Because the negation of $p\Rightarrow q$ is $p \wedge \text{not } q$. If I translate this sentence into English, it would be "$xy$ is irrational and $x$ and $y$ are rational." It is so strange.
On
$P$ in this case is "$xy$ is irrational" and $Q$ is "either $x$ is irrational or $y$ is irrational". You wrote that $\lnot(P \implies Q)$ is $(P \wedge \lnot Q)$. So, colloquially, I would suggest that $\lnot Q$ is "neither $x$ nor $y$ are irrational". This colloquially gives us:
$P \wedge \lnot Q$: "$xy$ is irrational and neither $x$ nor $y$ are irrational."
On
"If xy is irrational then either x is irrational or y is irrational."
Negates to:
"It is not the case that if xy is irrational, then either x is irrational or y is irrational."

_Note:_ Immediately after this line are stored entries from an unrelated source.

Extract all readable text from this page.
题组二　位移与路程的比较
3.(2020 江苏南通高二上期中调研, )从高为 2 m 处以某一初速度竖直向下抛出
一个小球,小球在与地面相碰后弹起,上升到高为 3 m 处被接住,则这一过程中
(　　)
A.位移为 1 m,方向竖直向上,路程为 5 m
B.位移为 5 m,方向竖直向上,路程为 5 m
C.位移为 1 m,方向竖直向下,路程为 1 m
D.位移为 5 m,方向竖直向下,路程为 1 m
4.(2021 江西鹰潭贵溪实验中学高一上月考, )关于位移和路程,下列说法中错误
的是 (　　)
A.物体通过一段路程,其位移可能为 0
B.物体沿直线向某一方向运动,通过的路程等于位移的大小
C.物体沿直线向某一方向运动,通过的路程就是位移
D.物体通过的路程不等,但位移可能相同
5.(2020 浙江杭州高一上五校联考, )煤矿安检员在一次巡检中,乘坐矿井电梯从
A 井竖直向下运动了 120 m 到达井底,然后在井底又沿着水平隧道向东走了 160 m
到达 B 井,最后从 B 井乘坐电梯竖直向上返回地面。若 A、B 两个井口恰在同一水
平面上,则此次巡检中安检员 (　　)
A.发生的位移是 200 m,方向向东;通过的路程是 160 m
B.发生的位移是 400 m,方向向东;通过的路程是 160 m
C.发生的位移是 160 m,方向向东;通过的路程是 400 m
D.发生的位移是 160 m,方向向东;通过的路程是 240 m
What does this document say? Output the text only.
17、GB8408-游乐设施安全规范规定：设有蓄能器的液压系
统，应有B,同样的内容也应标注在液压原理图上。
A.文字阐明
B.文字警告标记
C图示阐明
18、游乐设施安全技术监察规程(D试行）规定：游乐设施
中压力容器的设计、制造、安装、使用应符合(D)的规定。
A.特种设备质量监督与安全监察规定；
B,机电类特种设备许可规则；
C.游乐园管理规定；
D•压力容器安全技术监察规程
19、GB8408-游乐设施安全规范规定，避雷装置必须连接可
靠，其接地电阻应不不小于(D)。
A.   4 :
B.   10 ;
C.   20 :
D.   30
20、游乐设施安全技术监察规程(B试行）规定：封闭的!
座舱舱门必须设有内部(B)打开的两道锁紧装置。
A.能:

We have to assume equivalences or definitions to make the sort of transformations you did. We simply don't know if those equivalences hold... we only know that we can negate such a statement.
On
It's not strange at all: in ordinary language, the negation of the expression
"If $xy$ is irrational then either $x$ is irrational or $y$ is irrational."

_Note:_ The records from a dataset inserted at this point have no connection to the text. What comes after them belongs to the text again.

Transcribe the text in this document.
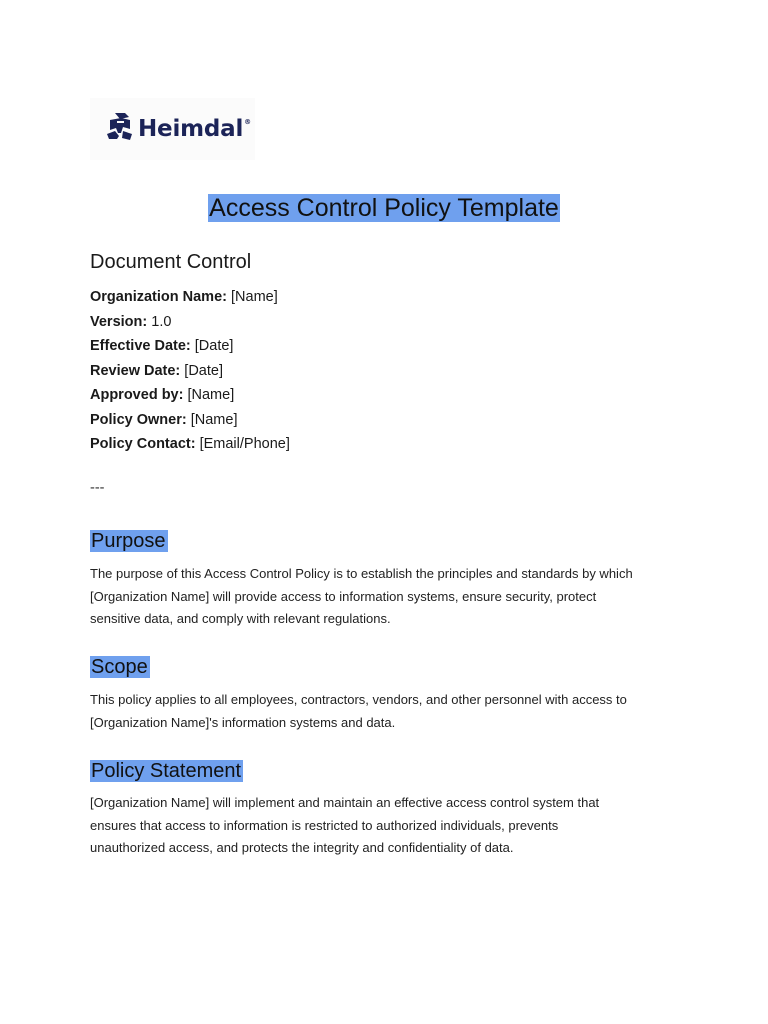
Heimdal®
Access Control Policy Template
Document Control
Organization Name: [Name]
Version: 1.0
Effective Date: [Date]
Review Date: [Date]
Approved by: [Name]
Policy Owner: [Name]
Policy Contact: [Email/Phone]
---
Purpose
The purpose of this Access Control Policy is to establish the principles and standards by which
[Organization Name] will provide access to information systems, ensure security, protect
sensitive data, and comply with relevant regulations.
Scope
This policy applies to all employees, contractors, vendors, and other personnel with access to
[Organization Name]'s information systems and data.
Policy Statement
[Organization Name] will implement and maintain an effective access control system that
ensures that access to information is restricted to authorized individuals, prevents
unauthorized access, and protects the integrity and confidentiality of data.
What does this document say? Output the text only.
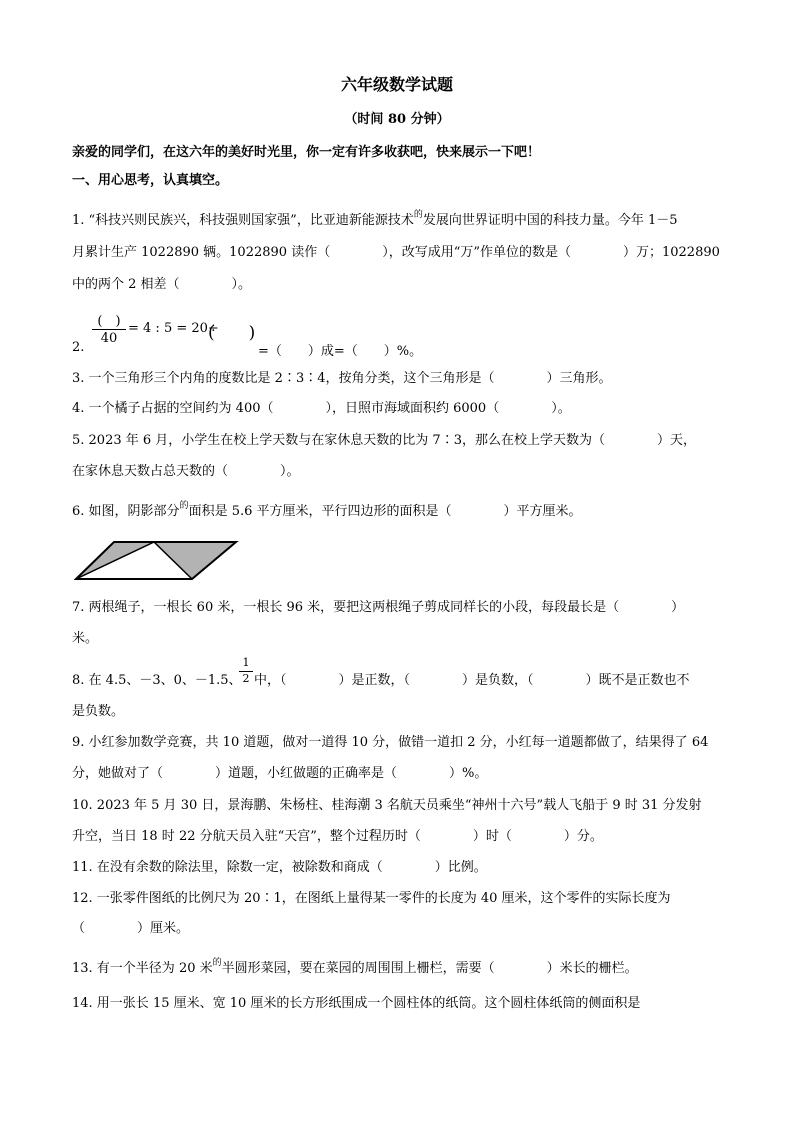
六年级数学试题
（时间 80 分钟）
亲爱的同学们，在这六年的美好时光里，你一定有许多收获吧，快来展示一下吧！
一、用心思考，认真填空。
1. “科技兴则民族兴，科技强则国家强”，比亚迪新能源技术$^的$发展向世界证明中国的科技力量。今年 1－5
月累计生产 1022890 辆。1022890 读作（　　　　），改写成用“万”作单位的数是（　　　　）万；1022890
中的两个 2 相差（　　　　）。
2.
(　)
40
= 4 : 5 = 20÷
(　　)
=（　　）成=（　　）%。
3. 一个三角形三个内角的度数比是 2∶3∶4，按角分类，这个三角形是（　　　　）三角形。
4. 一个橘子占据的空间约为 400（　　　　），日照市海域面积约 6000（　　　　）。
5. 2023 年 6 月，小学生在校上学天数与在家休息天数的比为 7∶3，那么在校上学天数为（　　　　）天，
在家休息天数占总天数的（　　　　）。
6. 如图，阴影部分$^的$面积是 5.6 平方厘米，平行四边形的面积是（　　　　）平方厘米。
7. 两根绳子，一根长 60 米，一根长 96 米，要把这两根绳子剪成同样长的小段，每段最长是（　　　　）
米。
1
2
8. 在 4.5、－3、0、－1.5、 中，（　　　　）是正数，（　　　　）是负数，（　　　　）既不是正数也不
是负数。
9. 小红参加数学竞赛，共 10 道题，做对一道得 10 分，做错一道扣 2 分，小红每一道题都做了，结果得了 64
分，她做对了（　　　　）道题，小红做题的正确率是（　　　　）%。
10. 2023 年 5 月 30 日，景海鹏、朱杨柱、桂海潮 3 名航天员乘坐“神州十六号”载人飞船于 9 时 31 分发射
升空，当日 18 时 22 分航天员入驻“天宫”，整个过程历时（　　　　）时（　　　　）分。
11. 在没有余数的除法里，除数一定，被除数和商成（　　　　）比例。
12. 一张零件图纸的比例尺为 20∶1，在图纸上量得某一零件的长度为 40 厘米，这个零件的实际长度为
（　　　　）厘米。
13. 有一个半径为 20 米$^的$半圆形菜园，要在菜园的周围围上栅栏，需要（　　　　）米长的栅栏。
14. 用一张长 15 厘米、宽 10 厘米的长方形纸围成一个圆柱体的纸筒。这个圆柱体纸筒的侧面积是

$(xy \notin \mathbb{Q}\rightarrow (x \notin \mathbb{Q} \vee y \notin \mathbb{Q}))$
is stated as:
"Is not the case that if $x y$ is irrational then either $x$ is irrational or $y$ is irrational. "
$\neg ((x y \notin \mathbb{Q}) \rightarrow x \notin \mathbb{Q} \vee y \notin \mathbb{Q})$
which is logically equivalent to:
" $x y$ is irrational and is not the case that either $x$ is irrational or $y$ is irrational. "
$(xy \notin \mathbb{Q}) \wedge \neg(x \notin \mathbb{Q} \vee y \notin \mathbb{Q})$
that implies:
" $x y$ is irrational and $x$ is not irrational and $y$ is not irrational.
$(xy \notin \mathbb{Q}) \wedge (\neg x \notin \mathbb{Q} \wedge \neg y \notin \mathbb{Q})$"
You can see that from the above statement we can actually find two contradictions, and it is therefore an invalid one. In a formal proof, you could also use this reasoning to prove that your original statement is valid.
Also note that the above statement, in classic logic, also implies that:
" $xy$ is irrational and $x$ is rational and $y$ is rational.
$x y\notin \mathbb{Q} \wedge (x \in \mathbb{Q} \wedge y \in \mathbb{Q})$"
On
The negated statement sounds strange because the original statement implicitly uses quantifiers (that is, they are omitted, but they are still there):
For all $\bf x$ and $\bf y$, if $xy$ is irrational, then either $x$ is irrational or $y$ is irrational.
The negated version, however, omits them. The correct version of the negation must include the correct quantifiers:
There exist $x$ and $y$ such that both of the following statements are true:
- $xy$ is irrational,
- $x$ and $y$ are rational.
This is a bit of a weird question, because the statement you are trying to negate is true!
But you are right. The negation of this statement is:
There exists x and y which are rational such that xy is irrational.